Приехав на Манхэттен, мы тут же направились в квартиру Симона на Шестьдесят четвертой улице. Я тут же решила, что постараюсь проводить в этой обители роскоши как можно больше времени. Здесь всё было отделано дорогими темными тканями, кушетки обиты коричневым бархатом и покрыты кашемировыми покрывалами, обстановку украшали шкуры зебры и леопарда, а на стенах висели портреты Генриетты работы дяди Саши. Повсюду стояли какие-то американские технические диковинки, и я была совершенно очарована крохотным беспроводным радио и весь день с ним не расставалась. Пока я с ним играла, а взрослые шушукались в углу, появилась Генриетта и театрально сошла по лестнице. После шумных и слезливых объятий с сыном и ледяного приветствия в адрес нас с мамой она спросила, где ее шуба. Даже не слушая, что ее украли по пути в Мадрид, она возопила на нескольких языках:

– Эти идиоты потеряли мою шубу!

Затем она гневно удалилась, чтобы более не появляться.

Наступило время обеда. Его подавала негритянка в ярко-розовом фартуке. Дедушка всё время молчал, ел быстрее всех и потрясенно оглядывал обстановку. Я рассматривала Симона. Он сидел прямо напротив меня – шея его почти утонула в массивных плечах, и он с одобрительной улыбкой разглядывал меня через толстые очки, напоминая довольного кота. После обеда пришла пора отправляться в “ту самую гостиницу”, как ее называли мама с Алексом. Симон усадил нас в такси и пошел отдыхать, а мы с дедушкой отправились в отель “Виндзор” на Пятьдесят седьмой улице, управляющий в котором был другом Симона. После краткого разговора у конторки мы поднялись в наши комнаты – Алекс с мамой жили на одном этаже, но, как полагается, в разных концах коридора.

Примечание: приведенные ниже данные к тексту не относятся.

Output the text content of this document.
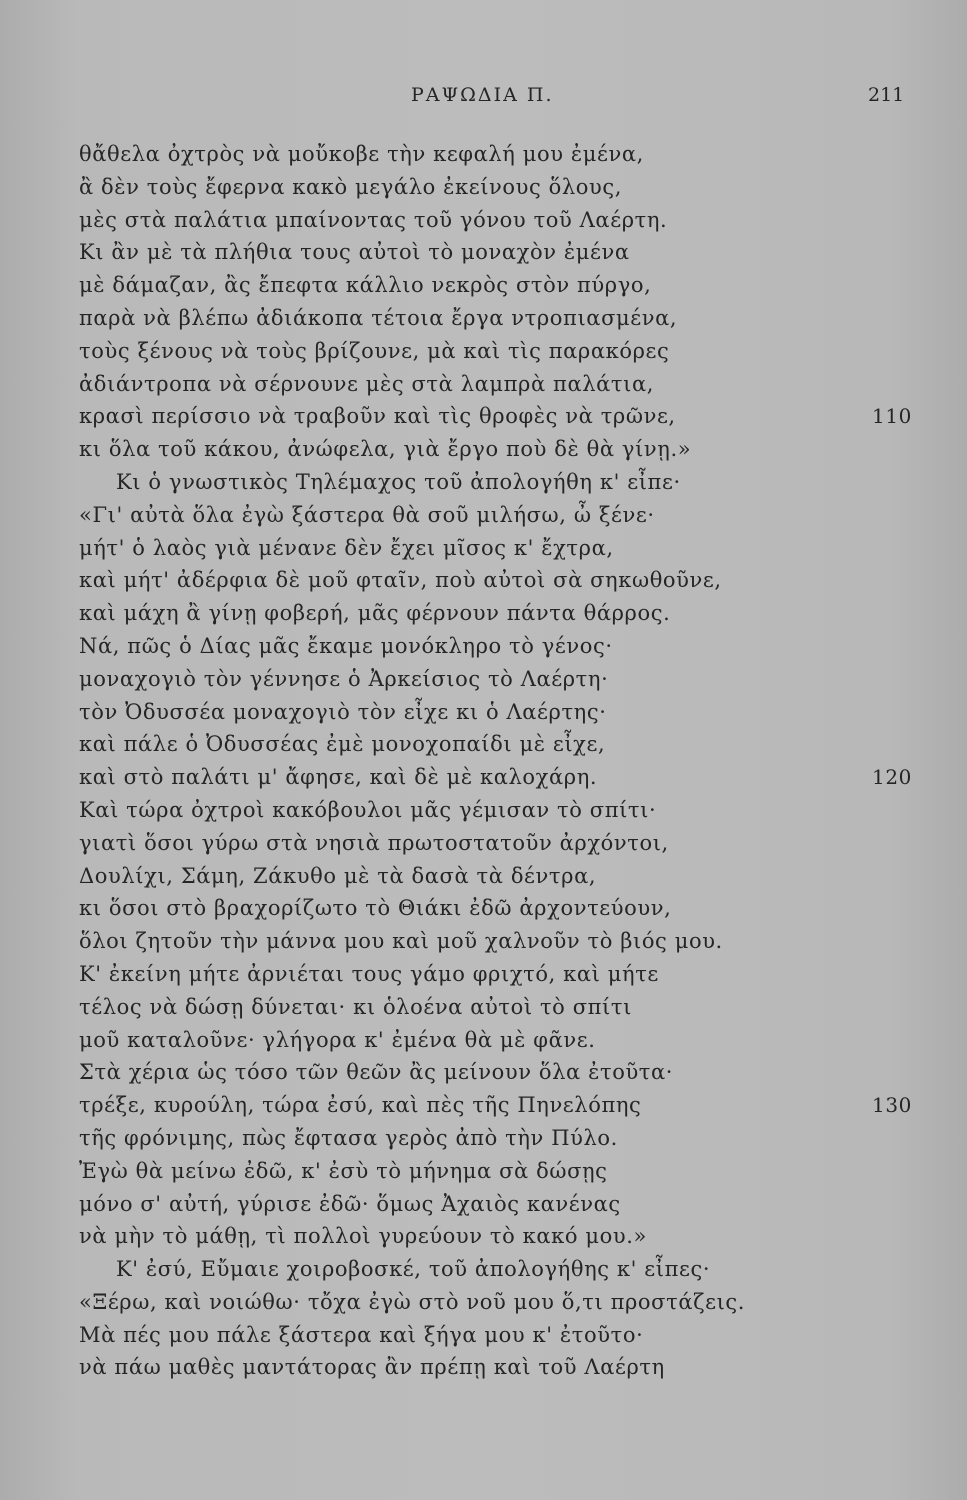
ΡΑΨΩΔΙΑ Π.	211
θἄθελα ὀχτρὸς νὰ μοὔκοβε τὴν κεφαλή μου ἐμένα,
ἂ δὲν τοὺς ἔφερνα κακὸ μεγάλο ἐκείνους ὅλους,
μὲς στὰ παλάτια μπαίνοντας τοῦ γόνου τοῦ Λαέρτη.
Κι ἂν μὲ τὰ πλήθια τους αὐτοὶ τὸ μοναχὸν ἐμένα
μὲ δάμαζαν, ἂς ἔπεφτα κάλλιο νεκρὸς στὸν πύργο,
παρὰ νὰ βλέπω ἀδιάκοπα τέτοια ἔργα ντροπιασμένα,
τοὺς ξένους νὰ τοὺς βρίζουνε, μὰ καὶ τὶς παρακόρες
ἀδιάντροπα νὰ σέρνουνε μὲς στὰ λαμπρὰ παλάτια,
κρασὶ περίσσιο νὰ τραβοῦν καὶ τὶς θροφὲς νὰ τρῶνε,	110
κι ὅλα τοῦ κάκου, ἀνώφελα, γιὰ ἔργο ποὺ δὲ θὰ γίνῃ.»
Κι ὁ γνωστικὸς Τηλέμαχος τοῦ ἀπολογήθη κ' εἶπε·
«Γι' αὐτὰ ὅλα ἐγὼ ξάστερα θὰ σοῦ μιλήσω, ὦ ξένε·
μήτ' ὁ λαὸς γιὰ μένανε δὲν ἔχει μῖσος κ' ἔχτρα,
καὶ μήτ' ἀδέρφια δὲ μοῦ φταῖν, ποὺ αὐτοὶ σὰ σηκωθοῦνε,
καὶ μάχη ἂ γίνῃ φοβερή, μᾶς φέρνουν πάντα θάρρος.
Νά, πῶς ὁ Δίας μᾶς ἔκαμε μονόκληρο τὸ γένος·
μοναχογιὸ τὸν γέννησε ὁ Ἀρκείσιος τὸ Λαέρτη·
τὸν Ὀδυσσέα μοναχογιὸ τὸν εἶχε κι ὁ Λαέρτης·
καὶ πάλε ὁ Ὀδυσσέας ἐμὲ μονοχοπαίδι μὲ εἶχε,
καὶ στὸ παλάτι μ' ἄφησε, καὶ δὲ μὲ καλοχάρη.	120
Καὶ τώρα ὀχτροὶ κακόβουλοι μᾶς γέμισαν τὸ σπίτι·
γιατὶ ὅσοι γύρω στὰ νησιὰ πρωτοστατοῦν ἀρχόντοι,
Δουλίχι, Σάμη, Ζάκυθο μὲ τὰ δασὰ τὰ δέντρα,
κι ὅσοι στὸ βραχορίζωτο τὸ Θιάκι ἐδῶ ἀρχοντεύουν,
ὅλοι ζητοῦν τὴν μάννα μου καὶ μοῦ χαλνοῦν τὸ βιός μου.
Κ' ἐκείνη μήτε ἀρνιέται τους γάμο φριχτό, καὶ μήτε
τέλος νὰ δώσῃ δύνεται· κι ὁλοένα αὐτοὶ τὸ σπίτι
μοῦ καταλοῦνε· γλήγορα κ' ἐμένα θὰ μὲ φᾶνε.
Στὰ χέρια ὡς τόσο τῶν θεῶν ἂς μείνουν ὅλα ἐτοῦτα·
τρέξε, κυρούλη, τώρα ἐσύ, καὶ πὲς τῆς Πηνελόπης	130
τῆς φρόνιμης, πὼς ἔφτασα γερὸς ἀπὸ τὴν Πύλο.
Ἐγὼ θὰ μείνω ἐδῶ, κ' ἐσὺ τὸ μήνημα σὰ δώσῃς
μόνο σ' αὐτή, γύρισε ἐδῶ· ὅμως Ἀχαιὸς κανένας
νὰ μὴν τὸ μάθῃ, τὶ πολλοὶ γυρεύουν τὸ κακό μου.»
Κ' ἐσύ, Εὔμαιε χοιροβοσκέ, τοῦ ἀπολογήθης κ' εἶπες·
«Ξέρω, καὶ νοιώθω· τὄχα ἐγὼ στὸ νοῦ μου ὅ,τι προστάζεις.
Μὰ πές μου πάλε ξάστερα καὶ ξήγα μου κ' ἐτοῦτο·
νὰ πάω μαθὲς μαντάτορας ἂν πρέπῃ καὶ τοῦ Λαέρτη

Следующие несколько часов я помню хуже, чем утро – видимо, из-за последовавшего потрясения. По прибытии в гостиницу мне сообщили, что я в тот же вечер должна на неопределенный срок отправиться с дедушкой в Рочестер. Это известие, видимо, совершенно меня убило. Ничего худшего в жизни со мной ранее не происходило. Возможно, что при прощании я горько рыдала; с другой стороны, к тому моменту я уже так хорошо научилась скрывать свои чувства, что могла и сдержать слезы. Как бы то ни было, через восемь часов после прибытия в Америку я уже сидела в вагоне третьего класса ночного поезда до Рочестера. Я ехала в город, о котором раньше никогда не слышала, в компании незнакомого мне дедушки, прижимая к груди единственное свое утешение – чемоданчик, который привезла из Франции. Задним числом это решение кажется мне совершенно сумасшедшим. Маме с Алексом пришлось в детстве нелегко, и важнее всего им казалось накормить и поселить меня – учитывать мои переживания им в голову не приходило. Кроме того, теперь, когда все беды были позади, они наконец-то могли погрузиться в свое счастье. Оказавшись в безопасности, я снова превратилась в своего рода потерянную посылку: “На помощь, у нас есть лишняя девочка, ее надо куда-нибудь отправить, кто ее заберет? Ах, слава богу, папаша согласен ее взять”.

Весь путь до Рочестера я просидела на жестком неудобном виниловом сиденье. Раньше я никогда не видела такого уродства и теперь с тоской вспоминала бархатную роскошь французских поездов – через несколько часов у меня болело всё тело. Я размышляла о будущем – в конце концов, всё может быть не так ужасно. Возможно, в Рочестере мне удастся кого-нибудь очаровать – жену дедушки или его сына. Мне будет чем заняться.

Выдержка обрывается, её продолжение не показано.